Will We Always Have Paris?

President Trump said during the campaign that he would withdraw the U.S. from the Paris accord on climate change. But Trump decided not to act on that promise in his first days in office, and whether to make good on it has reportedly been the subject of intense debate inside the administration.

Some opponents of the accord may have taken White House counsel Don McGahn’s opposition to it—he thinks staying in it would make it harder for the administration to withstand legal challenges to its scrapping of President Obama’s Clean Power Plan—to mean that they had won the debate. The Washington Post in early May reported that McGahn’s side had the “momentum.”
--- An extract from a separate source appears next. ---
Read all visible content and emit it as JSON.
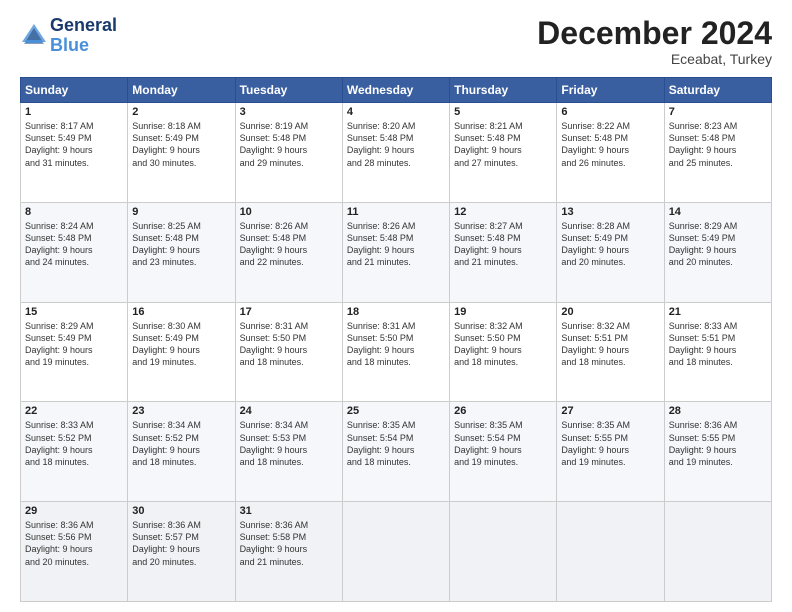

Some of the opponents remain nervous. McGahn, EPA administrator Scott Pruitt, and White House strategist Steve Bannon have been the only strong advocates of withdrawal in the administration. Ivanka Trump, Jared Kushner, and Secretary of State Rex Tillerson are said to want Trump to leave the accord in place. Energy secretary Rick Perry is in the middle, having said last month, “I’m not going to tell the president of the United States, ‘Let’s just walk away from the Paris accord,’ but we probably need to renegotiate it.”

Trump will be attending the G7 meeting in Sicily a week from now. With this decision still unmade, he can expect to be lobbied nonstop to stay in the accord.